In her second example, the SEC decided that the facts and circumstances warranted bringing an action against the firm.  In that case, however, the SEC elected not to seek disgorgement against OppenheimerFunds, Inc., prejudgment interest or a penalty in view of the company’s cooperation.  There the cooperation included an independent investigation of the company’s revenue sharing practices, reporting on those practices to the fund boards, and the company determining that payment should be made to the funds, and voluntary reimbursement to the funds in an amount that exceeded the actual benefit the company received from the fraudulent practices.  Yet, unlike the first example, the cooperation did not include sharing privilege information with the Commission.  In re OppenheimerFunds, Inc and OppenheimerFunds Distributor, Inc., Investment Company Act Release No. 27065 (Sept. 14, 2005.), 

Ms. Thomsen’s call for cooperation between the SEC and the companies it regulates is reminiscent of the tone evoked in the McNulty Memo, which is DOJ’s revision of the highly criticized cooperation standards in the predecessor Thompson Memo.   Unfortunately Ms. Thomsen did not offer any specific clarification of the Seaboard Report and its factors, which suffers from many of the same flaws as the Thompson Memo.  

At the same time however, careful analysis of  Ms. Thomsen’s remarks in the context of the cases she cited are a cause for real concern by any issuer considering cooperating with the SEC.  Previously, the Seaboard Report has been heavily criticized for contributing to the so-called “culture of waiver,” referring to the fact that under DOJ and SEC cooperation standards most companies and their counsel concluded that they must waive fundamental rights in order to have any opportunity to be viewed as cooperative.   Ms. Thomsen and the SEC staff have repeatedly denied that waiver is a requirement of cooperation.   

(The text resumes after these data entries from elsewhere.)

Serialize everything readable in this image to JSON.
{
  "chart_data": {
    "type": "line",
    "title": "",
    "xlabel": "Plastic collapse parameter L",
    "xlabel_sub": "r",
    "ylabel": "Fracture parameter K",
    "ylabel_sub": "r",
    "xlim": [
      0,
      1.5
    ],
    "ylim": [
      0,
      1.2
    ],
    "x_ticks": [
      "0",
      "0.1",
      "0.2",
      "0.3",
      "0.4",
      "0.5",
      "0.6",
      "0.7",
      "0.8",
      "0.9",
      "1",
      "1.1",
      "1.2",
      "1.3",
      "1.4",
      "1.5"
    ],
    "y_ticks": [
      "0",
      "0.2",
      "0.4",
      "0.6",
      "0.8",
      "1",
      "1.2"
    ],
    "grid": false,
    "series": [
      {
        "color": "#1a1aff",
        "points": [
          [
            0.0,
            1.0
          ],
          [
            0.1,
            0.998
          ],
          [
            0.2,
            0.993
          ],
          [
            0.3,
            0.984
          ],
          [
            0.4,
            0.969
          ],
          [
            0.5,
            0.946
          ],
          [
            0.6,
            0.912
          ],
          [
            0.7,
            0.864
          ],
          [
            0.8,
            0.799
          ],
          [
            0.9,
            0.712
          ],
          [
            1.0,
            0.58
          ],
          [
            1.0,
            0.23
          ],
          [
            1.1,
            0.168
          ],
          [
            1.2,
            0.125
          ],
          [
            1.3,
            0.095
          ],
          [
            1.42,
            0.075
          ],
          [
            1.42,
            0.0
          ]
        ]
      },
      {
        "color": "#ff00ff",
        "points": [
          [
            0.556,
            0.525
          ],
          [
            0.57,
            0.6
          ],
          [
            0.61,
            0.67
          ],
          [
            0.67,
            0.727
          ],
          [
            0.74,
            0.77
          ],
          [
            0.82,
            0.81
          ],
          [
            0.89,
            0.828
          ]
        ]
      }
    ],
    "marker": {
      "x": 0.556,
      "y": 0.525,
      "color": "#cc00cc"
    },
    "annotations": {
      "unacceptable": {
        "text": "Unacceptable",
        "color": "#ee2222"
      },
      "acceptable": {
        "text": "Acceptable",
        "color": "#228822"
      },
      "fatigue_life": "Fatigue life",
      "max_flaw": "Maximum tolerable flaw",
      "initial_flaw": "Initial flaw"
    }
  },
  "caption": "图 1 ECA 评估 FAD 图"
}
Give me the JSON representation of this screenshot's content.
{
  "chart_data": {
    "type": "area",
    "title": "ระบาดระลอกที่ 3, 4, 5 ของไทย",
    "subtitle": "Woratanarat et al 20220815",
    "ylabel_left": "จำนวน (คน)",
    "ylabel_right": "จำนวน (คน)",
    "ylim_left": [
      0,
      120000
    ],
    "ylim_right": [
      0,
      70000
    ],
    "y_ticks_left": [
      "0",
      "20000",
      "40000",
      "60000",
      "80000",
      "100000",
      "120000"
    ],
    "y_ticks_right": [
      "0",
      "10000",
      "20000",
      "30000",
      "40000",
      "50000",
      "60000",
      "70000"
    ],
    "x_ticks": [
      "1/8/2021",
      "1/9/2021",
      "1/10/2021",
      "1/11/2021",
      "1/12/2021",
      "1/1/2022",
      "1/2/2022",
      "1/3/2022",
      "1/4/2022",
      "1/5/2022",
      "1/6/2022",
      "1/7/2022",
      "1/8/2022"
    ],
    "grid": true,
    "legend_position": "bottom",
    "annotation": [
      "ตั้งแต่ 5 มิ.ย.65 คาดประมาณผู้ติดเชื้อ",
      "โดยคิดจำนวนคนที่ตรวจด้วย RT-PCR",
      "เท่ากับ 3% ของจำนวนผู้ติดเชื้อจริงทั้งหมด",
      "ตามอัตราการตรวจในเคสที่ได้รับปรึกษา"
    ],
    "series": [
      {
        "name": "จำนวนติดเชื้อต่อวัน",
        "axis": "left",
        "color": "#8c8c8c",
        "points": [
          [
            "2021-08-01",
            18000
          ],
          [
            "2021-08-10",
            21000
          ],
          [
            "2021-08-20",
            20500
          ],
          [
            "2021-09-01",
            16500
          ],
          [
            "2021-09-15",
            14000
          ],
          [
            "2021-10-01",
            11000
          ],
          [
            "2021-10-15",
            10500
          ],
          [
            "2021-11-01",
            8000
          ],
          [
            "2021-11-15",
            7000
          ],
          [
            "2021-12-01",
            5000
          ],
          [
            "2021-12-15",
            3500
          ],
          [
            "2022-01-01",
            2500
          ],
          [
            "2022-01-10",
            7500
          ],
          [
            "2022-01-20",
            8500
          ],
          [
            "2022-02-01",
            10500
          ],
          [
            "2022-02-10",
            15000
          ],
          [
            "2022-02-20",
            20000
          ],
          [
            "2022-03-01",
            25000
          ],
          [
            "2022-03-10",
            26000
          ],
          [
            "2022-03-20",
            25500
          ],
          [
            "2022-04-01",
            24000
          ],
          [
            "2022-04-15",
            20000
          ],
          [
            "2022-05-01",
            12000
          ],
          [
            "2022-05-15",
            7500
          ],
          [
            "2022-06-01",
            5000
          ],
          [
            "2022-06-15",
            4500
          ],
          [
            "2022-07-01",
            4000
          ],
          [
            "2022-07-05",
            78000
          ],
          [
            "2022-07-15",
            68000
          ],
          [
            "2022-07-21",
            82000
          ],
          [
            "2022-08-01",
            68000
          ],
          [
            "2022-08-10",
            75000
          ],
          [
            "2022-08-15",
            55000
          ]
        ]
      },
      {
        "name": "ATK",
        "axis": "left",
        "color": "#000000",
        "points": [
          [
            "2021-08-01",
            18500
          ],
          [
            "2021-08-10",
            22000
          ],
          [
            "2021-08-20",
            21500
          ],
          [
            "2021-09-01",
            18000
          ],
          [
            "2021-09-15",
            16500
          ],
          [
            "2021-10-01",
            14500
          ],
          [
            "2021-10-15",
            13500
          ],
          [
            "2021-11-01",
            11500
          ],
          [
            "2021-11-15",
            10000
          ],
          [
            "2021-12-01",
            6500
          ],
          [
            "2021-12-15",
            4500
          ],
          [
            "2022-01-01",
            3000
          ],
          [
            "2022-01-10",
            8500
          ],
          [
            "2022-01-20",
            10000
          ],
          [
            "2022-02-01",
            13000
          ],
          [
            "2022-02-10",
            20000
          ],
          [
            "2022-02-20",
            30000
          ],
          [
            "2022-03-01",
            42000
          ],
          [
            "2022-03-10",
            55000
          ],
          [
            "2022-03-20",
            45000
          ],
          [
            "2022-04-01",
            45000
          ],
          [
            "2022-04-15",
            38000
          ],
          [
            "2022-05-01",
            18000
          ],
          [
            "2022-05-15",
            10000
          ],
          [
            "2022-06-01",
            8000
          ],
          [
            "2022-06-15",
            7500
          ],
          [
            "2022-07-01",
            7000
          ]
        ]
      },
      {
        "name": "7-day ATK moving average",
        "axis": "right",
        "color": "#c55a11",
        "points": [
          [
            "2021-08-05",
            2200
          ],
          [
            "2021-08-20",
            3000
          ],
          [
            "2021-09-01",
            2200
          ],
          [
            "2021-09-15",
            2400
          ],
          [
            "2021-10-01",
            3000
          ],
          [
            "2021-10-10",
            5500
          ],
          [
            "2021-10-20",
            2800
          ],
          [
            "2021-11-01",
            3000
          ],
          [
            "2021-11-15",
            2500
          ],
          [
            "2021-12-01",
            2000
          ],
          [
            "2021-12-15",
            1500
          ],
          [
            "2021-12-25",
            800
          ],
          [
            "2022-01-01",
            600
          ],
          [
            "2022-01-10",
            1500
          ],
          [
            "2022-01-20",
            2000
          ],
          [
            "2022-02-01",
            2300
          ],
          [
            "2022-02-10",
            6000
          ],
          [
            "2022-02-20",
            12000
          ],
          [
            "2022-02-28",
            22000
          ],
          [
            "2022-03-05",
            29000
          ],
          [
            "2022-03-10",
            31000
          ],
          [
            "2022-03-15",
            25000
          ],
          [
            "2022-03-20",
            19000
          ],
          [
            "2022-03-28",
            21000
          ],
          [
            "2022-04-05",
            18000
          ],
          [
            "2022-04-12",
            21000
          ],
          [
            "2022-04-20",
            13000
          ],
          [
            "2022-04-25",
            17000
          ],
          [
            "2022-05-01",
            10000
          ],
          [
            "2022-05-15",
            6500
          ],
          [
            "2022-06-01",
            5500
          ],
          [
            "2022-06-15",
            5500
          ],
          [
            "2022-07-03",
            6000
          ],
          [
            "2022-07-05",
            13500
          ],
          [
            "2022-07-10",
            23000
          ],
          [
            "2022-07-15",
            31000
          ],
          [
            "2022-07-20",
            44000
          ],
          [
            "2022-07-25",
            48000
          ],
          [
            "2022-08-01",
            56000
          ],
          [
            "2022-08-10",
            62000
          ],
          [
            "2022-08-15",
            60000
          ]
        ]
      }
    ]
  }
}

In a January 2007 letter to the SEC, however, the ABA requested reform of the Seaboard Report.  The SEC has been silent on the ABA’s request and others to reform Seaboard – seemingly until Ms. Thomsen’s speech.  Analysis of the examples cited by Ms. Thomsen in her speech suggests that the critics are correct – cooperation equals waiver, at least if the company is seeking non-prosecution.  In the Putnam case, one of the cooperation factors cited by the SEC in its Litigation Release is the waiver of privilege.  SEC v. Karnig H. Durgarian, Jr. et al, Litigation Release No. 19517 (Jan. 3, 2006),  In contrast, in the Oppenhemier case there is no reference to waiver.  In the Putnam case, the company was not prosecuted, according to Ms. Thomsen, because of its cooperation, although she failed to mention the privilege waiver.  In the Oppenheimer case, the company did not waive privilege, a fact also not mentioned by Ms. Thomsen.   

The Seaboard Report is consistent with the examples cited by Ms. Thomsen.  At the beginning of the Seaboard Report the SEC gives an example of cooperation from the underlying case.  In the example, the company, like Putnam, was not prosecuted and waived privilege.  In contrast Oppenheimer’s cooperation saved the company from having to pay a penalty (likely because it already paid restitution, disgorgement by the SEC would seem inappropriate) but without the privilege waivers the company was not spared prosecution.  While the Commission refuses to properly define what each of the Seaboard factors requires, after considering Ms. Thomsen’s speech the true price of cooperation could not be clearer:  Cooperation may not, as the staff frequently says, require waiver – unless the company is seeking non-prosecution.